I've come up with this:
function ShowList() {
// We get the array from the local storage.
function createList(item){
var list = [];
// Get the stored list, if there's any.
if (item[0].list){
list = item[0].list;
}
}
function onError(e) {
alert("Error:" + e);
}
browser.storage.local.get("list").then(createList, onError);
// Once we have the list, build an HTML string with its contents
var listhtml = ['<!DOCTYPE html>',
'<html>',
' <head>',
' <meta charset="utf-8">',
' </head>',
' <body>',
' <ul>'].join("\n");
for (var w= 0; w < list.length ; w++) {
listhtml += ' <il>' + list[w][0] + '</il>\n';
}
listhtml += [' </ul>',
' </body>',
'</html>'].join("\n");
var oMyBlob = new Blob([listhtml], {type : 'text/html'}); // the blob
window.open(URL.createObjectURL(oMyBlob));
}
but HTML inside a string looks pretty awful.
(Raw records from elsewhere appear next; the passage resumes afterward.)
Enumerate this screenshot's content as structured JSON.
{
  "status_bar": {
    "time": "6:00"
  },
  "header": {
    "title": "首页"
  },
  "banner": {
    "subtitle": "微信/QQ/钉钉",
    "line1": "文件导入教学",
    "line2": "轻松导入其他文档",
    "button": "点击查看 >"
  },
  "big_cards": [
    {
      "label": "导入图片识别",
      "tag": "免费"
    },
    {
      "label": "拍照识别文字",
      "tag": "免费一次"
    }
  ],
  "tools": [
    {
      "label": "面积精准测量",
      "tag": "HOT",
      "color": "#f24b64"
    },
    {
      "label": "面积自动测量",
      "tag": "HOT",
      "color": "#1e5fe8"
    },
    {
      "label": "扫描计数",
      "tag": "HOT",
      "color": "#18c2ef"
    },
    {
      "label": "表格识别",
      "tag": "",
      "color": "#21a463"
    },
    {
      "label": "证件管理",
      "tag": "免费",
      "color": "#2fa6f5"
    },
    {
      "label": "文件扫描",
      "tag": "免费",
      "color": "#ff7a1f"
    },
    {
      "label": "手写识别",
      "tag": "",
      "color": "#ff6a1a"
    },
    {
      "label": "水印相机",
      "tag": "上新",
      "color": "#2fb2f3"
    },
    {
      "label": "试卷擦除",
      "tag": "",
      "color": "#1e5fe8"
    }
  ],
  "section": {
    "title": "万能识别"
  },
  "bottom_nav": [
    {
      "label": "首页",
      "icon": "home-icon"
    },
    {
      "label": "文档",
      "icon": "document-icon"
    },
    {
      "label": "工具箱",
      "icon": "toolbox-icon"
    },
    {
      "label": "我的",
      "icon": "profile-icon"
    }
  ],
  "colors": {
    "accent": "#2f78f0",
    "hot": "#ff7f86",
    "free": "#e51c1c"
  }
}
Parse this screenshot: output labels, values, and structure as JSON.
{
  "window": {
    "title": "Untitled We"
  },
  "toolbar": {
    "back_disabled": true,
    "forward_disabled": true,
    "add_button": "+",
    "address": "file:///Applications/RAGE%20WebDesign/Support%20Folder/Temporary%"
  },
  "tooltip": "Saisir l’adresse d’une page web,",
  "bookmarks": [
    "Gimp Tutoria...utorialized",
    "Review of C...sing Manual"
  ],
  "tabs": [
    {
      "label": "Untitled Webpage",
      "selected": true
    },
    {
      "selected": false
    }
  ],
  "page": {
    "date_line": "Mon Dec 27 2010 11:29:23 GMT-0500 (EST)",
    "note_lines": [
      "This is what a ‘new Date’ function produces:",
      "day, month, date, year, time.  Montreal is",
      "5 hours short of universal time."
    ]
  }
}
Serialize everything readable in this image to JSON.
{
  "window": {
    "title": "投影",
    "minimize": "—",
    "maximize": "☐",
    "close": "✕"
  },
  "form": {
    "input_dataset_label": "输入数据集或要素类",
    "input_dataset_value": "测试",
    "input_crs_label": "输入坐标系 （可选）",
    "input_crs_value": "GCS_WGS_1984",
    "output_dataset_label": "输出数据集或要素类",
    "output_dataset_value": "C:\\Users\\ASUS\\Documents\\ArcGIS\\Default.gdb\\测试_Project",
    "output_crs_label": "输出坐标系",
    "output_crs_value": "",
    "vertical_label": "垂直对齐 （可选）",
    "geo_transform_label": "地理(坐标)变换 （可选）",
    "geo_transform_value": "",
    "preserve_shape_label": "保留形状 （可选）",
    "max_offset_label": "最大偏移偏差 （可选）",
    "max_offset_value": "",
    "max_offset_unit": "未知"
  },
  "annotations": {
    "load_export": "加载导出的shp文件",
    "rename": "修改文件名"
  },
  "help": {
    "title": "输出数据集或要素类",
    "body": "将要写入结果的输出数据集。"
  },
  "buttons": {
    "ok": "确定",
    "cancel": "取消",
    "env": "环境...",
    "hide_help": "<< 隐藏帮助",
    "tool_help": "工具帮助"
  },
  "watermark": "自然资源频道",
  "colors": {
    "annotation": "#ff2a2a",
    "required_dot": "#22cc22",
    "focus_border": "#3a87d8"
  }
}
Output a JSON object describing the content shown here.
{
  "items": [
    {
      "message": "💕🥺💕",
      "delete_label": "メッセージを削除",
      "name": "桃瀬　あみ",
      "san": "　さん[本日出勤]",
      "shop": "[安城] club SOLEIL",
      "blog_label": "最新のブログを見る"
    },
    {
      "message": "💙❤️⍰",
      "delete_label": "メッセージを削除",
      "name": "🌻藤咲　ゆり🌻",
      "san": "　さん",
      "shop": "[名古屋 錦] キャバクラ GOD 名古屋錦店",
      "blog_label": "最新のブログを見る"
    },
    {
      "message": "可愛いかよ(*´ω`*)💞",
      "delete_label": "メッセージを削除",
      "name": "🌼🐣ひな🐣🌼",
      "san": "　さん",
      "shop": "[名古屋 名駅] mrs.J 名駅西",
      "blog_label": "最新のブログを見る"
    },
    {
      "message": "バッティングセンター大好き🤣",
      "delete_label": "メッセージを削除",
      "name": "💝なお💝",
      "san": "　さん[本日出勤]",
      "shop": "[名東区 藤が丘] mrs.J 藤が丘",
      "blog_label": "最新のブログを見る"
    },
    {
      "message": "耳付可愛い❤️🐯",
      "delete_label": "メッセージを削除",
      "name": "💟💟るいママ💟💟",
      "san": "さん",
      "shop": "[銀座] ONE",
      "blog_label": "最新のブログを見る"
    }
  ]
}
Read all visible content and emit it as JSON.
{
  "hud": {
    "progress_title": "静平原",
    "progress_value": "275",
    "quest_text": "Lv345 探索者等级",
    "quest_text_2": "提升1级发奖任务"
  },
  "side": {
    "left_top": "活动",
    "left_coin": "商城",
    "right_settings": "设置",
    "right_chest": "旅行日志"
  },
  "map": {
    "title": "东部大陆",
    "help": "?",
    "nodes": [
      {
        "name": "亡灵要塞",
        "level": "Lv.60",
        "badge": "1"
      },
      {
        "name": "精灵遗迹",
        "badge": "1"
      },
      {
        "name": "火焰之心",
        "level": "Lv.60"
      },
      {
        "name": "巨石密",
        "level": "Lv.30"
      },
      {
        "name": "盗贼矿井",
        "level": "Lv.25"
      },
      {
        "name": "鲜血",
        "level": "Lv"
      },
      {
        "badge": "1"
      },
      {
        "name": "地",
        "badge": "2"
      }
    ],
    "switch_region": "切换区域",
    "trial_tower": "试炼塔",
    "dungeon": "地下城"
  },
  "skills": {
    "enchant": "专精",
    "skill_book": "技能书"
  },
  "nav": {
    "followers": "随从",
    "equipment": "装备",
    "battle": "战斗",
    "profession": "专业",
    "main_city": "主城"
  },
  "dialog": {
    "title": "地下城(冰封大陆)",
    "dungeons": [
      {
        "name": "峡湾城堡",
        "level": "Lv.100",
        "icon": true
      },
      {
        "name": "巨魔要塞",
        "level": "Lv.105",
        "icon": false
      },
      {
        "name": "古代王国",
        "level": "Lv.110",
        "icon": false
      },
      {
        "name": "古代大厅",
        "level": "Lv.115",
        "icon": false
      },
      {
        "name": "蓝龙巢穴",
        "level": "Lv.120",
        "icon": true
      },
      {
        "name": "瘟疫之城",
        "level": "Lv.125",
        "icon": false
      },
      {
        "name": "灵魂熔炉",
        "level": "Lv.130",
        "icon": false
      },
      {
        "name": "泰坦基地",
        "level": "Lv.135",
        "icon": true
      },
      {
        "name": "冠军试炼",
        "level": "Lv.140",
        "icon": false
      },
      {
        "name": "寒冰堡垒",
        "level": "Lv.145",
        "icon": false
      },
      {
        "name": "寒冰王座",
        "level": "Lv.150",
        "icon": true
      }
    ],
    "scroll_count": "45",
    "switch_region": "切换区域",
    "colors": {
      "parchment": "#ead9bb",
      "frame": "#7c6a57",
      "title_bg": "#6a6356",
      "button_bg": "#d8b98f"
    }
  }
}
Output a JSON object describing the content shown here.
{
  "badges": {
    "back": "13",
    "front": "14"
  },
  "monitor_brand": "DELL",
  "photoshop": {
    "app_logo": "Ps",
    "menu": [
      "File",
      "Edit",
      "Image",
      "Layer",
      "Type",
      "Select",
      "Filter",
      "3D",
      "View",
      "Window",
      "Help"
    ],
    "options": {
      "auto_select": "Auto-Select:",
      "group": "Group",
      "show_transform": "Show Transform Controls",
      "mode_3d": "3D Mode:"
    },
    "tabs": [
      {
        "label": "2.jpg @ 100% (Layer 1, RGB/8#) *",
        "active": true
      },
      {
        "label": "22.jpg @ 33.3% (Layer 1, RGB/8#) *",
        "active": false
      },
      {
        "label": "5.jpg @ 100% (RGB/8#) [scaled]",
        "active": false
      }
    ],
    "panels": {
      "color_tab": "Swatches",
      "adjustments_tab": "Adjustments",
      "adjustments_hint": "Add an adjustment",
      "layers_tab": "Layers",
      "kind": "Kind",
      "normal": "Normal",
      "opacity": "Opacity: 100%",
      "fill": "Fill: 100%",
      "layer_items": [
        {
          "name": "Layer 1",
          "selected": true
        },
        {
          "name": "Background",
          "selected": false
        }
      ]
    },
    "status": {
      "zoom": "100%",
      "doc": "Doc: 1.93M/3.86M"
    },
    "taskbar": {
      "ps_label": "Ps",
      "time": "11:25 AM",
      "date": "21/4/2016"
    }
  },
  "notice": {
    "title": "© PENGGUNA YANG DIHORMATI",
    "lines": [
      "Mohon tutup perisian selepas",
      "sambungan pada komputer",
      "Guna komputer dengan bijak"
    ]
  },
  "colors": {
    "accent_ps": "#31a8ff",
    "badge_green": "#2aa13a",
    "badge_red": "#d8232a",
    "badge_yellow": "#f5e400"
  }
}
Any suggestions?
Upvotes: 0
Views: 73
Reputation: 33296
Normally, one would have a results page (e.g. results.html) that is within your extension directory. This will have the basic HTML framework and any included CSS and scripts for the page. You can then dynamically modify the page's DOM once it is open.
If you are in a background page, or a content script is not stated in your Question. Assuming you are doing this from a background page, you could open the results.html by following the information in Show HTML file contained within the extension. That answer provides code for opening the page in the current tab, a new tab, or a new window.